Their impact can be felt at the Warsaw. The first night, openers Murphy’s Law, a band that helped create the 1980s New York hardcore sound, attracted a sea of shaved heads; tonight, the Unseen — who, a decade later, helped start street punk renaissance out of Boston — bring in a more colorful (and spiky) crowd. But while their followers might have different styles, the bands — along with countless others, including Rancid, Agnostic Front, and the Dropkick Murphys — are clear descendants of their sound. And to Cock Sparrer, the diversity of their fans has been part of what makes these shows worth playing. “When you look out at a Cock Sparrer gig, there’s just as many boys as there are girls,” says McFaull, “and there’s just as many 16-year-olds as there [people who] remember it from the first time around.”

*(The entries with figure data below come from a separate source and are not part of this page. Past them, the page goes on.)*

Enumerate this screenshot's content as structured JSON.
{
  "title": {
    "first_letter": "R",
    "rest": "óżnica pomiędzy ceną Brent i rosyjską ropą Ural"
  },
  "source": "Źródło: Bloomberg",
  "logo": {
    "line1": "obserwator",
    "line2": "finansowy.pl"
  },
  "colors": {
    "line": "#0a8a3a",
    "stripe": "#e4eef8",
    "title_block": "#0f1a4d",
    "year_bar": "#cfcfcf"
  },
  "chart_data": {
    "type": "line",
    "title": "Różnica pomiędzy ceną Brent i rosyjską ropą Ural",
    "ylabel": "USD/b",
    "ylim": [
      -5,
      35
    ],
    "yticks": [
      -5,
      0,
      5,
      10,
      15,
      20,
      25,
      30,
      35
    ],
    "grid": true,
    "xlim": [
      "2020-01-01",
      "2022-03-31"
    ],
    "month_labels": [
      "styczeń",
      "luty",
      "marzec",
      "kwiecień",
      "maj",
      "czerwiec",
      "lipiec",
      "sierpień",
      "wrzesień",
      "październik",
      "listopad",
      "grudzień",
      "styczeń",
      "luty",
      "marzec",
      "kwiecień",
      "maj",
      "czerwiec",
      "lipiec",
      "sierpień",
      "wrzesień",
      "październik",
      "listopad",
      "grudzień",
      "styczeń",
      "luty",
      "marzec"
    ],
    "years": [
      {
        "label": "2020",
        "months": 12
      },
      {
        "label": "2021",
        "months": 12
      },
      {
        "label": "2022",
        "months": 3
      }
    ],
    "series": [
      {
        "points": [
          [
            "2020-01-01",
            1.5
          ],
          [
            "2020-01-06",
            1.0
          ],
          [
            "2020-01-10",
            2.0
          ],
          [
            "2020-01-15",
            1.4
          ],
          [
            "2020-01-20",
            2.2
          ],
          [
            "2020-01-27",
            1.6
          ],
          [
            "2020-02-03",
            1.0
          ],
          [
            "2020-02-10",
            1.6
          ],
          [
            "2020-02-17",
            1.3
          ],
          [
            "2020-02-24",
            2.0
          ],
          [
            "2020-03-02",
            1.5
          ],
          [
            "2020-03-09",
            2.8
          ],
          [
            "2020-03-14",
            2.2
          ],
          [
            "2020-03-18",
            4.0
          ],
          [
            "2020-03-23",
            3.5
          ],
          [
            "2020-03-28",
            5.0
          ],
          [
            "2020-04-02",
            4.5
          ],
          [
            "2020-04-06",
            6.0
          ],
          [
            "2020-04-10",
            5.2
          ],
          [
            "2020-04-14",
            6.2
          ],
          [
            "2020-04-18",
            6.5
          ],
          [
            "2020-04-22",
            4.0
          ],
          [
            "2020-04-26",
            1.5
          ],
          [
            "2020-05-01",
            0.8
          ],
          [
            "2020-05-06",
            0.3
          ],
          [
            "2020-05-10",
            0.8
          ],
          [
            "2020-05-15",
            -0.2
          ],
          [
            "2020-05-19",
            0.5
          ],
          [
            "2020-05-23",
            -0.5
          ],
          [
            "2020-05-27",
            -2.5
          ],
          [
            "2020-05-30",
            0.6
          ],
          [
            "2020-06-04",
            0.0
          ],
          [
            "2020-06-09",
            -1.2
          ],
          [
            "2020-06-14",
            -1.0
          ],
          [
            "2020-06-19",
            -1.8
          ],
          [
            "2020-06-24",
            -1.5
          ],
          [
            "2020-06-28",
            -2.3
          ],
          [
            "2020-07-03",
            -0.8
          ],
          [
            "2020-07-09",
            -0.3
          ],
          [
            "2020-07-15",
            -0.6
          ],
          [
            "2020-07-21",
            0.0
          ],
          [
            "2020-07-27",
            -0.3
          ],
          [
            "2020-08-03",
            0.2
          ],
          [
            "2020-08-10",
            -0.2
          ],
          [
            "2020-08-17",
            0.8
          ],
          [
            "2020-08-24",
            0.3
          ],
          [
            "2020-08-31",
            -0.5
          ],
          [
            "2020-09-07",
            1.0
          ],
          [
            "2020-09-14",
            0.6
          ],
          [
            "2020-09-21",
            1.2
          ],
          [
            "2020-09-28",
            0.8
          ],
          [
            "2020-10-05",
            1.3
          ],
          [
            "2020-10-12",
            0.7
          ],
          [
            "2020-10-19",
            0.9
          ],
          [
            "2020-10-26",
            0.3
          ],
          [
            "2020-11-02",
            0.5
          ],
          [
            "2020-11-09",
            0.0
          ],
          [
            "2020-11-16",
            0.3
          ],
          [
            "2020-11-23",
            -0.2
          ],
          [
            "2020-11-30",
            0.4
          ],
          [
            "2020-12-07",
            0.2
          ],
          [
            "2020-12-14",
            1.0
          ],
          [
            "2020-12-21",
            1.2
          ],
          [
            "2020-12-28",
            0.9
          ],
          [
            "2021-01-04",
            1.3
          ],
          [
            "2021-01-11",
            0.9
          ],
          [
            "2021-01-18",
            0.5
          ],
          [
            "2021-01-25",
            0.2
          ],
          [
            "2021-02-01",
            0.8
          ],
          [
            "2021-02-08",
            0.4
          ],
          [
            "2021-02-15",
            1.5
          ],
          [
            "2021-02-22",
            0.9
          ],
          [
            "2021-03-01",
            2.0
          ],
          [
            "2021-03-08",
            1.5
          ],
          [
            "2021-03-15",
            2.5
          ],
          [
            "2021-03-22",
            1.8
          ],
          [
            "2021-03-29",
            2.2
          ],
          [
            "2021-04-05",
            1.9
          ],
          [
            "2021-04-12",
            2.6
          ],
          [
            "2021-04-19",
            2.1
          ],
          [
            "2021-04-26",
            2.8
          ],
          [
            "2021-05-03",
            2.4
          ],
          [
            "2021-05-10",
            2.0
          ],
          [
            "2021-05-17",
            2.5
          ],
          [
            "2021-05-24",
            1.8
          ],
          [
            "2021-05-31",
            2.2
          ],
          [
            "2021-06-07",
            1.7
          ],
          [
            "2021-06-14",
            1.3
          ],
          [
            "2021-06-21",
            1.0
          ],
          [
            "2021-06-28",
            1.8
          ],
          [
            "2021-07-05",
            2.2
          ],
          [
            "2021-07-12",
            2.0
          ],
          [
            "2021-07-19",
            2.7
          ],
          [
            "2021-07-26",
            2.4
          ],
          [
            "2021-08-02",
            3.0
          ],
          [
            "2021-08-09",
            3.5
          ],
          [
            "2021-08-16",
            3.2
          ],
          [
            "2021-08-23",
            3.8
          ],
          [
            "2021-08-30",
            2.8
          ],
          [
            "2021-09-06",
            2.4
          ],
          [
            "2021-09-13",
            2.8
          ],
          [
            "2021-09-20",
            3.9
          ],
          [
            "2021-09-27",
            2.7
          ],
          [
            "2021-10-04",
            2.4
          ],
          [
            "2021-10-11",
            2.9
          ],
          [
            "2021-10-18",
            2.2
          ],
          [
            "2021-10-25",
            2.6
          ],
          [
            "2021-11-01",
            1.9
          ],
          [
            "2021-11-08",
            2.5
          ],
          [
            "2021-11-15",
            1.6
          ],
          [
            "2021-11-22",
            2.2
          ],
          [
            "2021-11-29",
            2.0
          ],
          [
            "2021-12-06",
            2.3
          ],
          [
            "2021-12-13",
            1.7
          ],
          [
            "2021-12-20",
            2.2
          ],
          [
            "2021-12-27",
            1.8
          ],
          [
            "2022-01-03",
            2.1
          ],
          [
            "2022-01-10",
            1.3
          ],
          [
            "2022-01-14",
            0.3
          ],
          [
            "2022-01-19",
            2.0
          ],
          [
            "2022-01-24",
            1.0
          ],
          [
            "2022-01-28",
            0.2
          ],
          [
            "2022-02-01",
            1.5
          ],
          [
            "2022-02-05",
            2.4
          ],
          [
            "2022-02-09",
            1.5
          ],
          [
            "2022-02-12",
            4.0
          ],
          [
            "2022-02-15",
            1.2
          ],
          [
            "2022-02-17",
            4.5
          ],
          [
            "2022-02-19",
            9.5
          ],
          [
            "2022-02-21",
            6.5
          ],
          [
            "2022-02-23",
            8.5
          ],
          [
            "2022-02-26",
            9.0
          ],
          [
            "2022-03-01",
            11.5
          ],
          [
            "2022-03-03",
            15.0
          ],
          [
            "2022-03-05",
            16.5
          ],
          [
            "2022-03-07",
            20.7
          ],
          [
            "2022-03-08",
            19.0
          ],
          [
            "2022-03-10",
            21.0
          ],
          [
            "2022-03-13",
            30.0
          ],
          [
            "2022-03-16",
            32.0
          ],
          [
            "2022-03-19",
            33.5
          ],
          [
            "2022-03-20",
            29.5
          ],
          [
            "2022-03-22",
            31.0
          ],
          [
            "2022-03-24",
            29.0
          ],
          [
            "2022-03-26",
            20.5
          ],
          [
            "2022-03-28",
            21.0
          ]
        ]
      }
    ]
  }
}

In 1983, Cock Sparrer released the aforementioned Shock Troops, an LP that fully embraced the booming singalongs Oi had become known for. Singles like “England Belongs to Me” and “Take ‘Em All” failed to chart, though the simple melodies and hooky choruses garnered them a following in the burgeoning skinhead scene. While London had always been tribal, with most crowds sub-dividing based on neighborhood or football club affiliation, the politics of the day began to seep into the scene. As neo-Nazi bands like Skrewdriver co-opted the boot-boy style and working-class ethos, an anti-fascist movement among skinheads quickly grew. But Cock Sparrer wanted nothing to do with the increasingly violent shows. “After Shock Troops was released, the whole scene was pretty septic,” remembers McFaull. “It was hard to get a gig. And when you did get a gig, there was a good chance that you wouldn’t be asked back.”

https://youtube.com/watch?v=6Ihdm66BTZg

They put out another studio album, Running Riot in ’84, before going their separate ways, but the members remained close. “First and foremost we take care of each other,” says McFaull. “If we weren’t here, we’d still be ringing each other, going down the pub.” And for most of a decade, that’s basically what they did. Then in 1992, a promoter asked if the band would reunite for a show at the London Astoria. They agreed, in turn inviting Daryl Smith, guitarist of local band the Elite, to join them for the show.

“The first rehearsal I went to, I thought, ‘I’ll be a bit quiet, see how I fit in,’” says Smith, who’s been an integral part of the band ever since. “It took two or three minutes until I realized they didn’t know any of their own songs.” Smith, just 20 at the time, had been covering Cock Sparrer as long as he’d been playing in bands, and was able to help hone their sound for the show. “They were probably my favorite band,” he says. “But it felt like family straight away. And as the years have progressed, they’ve got older and I tell them what to do. It’s brilliant.” (That first practice, in a surreal moment, they also discovered it had been Smith’s dad, a record executive, who’d originally signed them to Decca.)

In the 23 years since Smith joined onstage for what was supposed to be a one-off show, Cock Sparrer has put out three studio albums and played regularly across the U.S. and Europe, with each of the annual half-dozen or so dates handpicked by the band. But they don’t want to overstay their welcome, either, and the moment enthusiasm starts to wane, Cock Sparrer will happily go back into obscurity. “There’s always a reservation,” says McFaull. “Do people wanna come? Are they gonna enjoy it?” But it’s clear from the Warsaw that, for now at least, the fans will be there. “The noise the crowd made, it still makes the hairs on the back of our neck stand up,” says Smith. “Well, those of us with hair left. It’s still quite humbling.”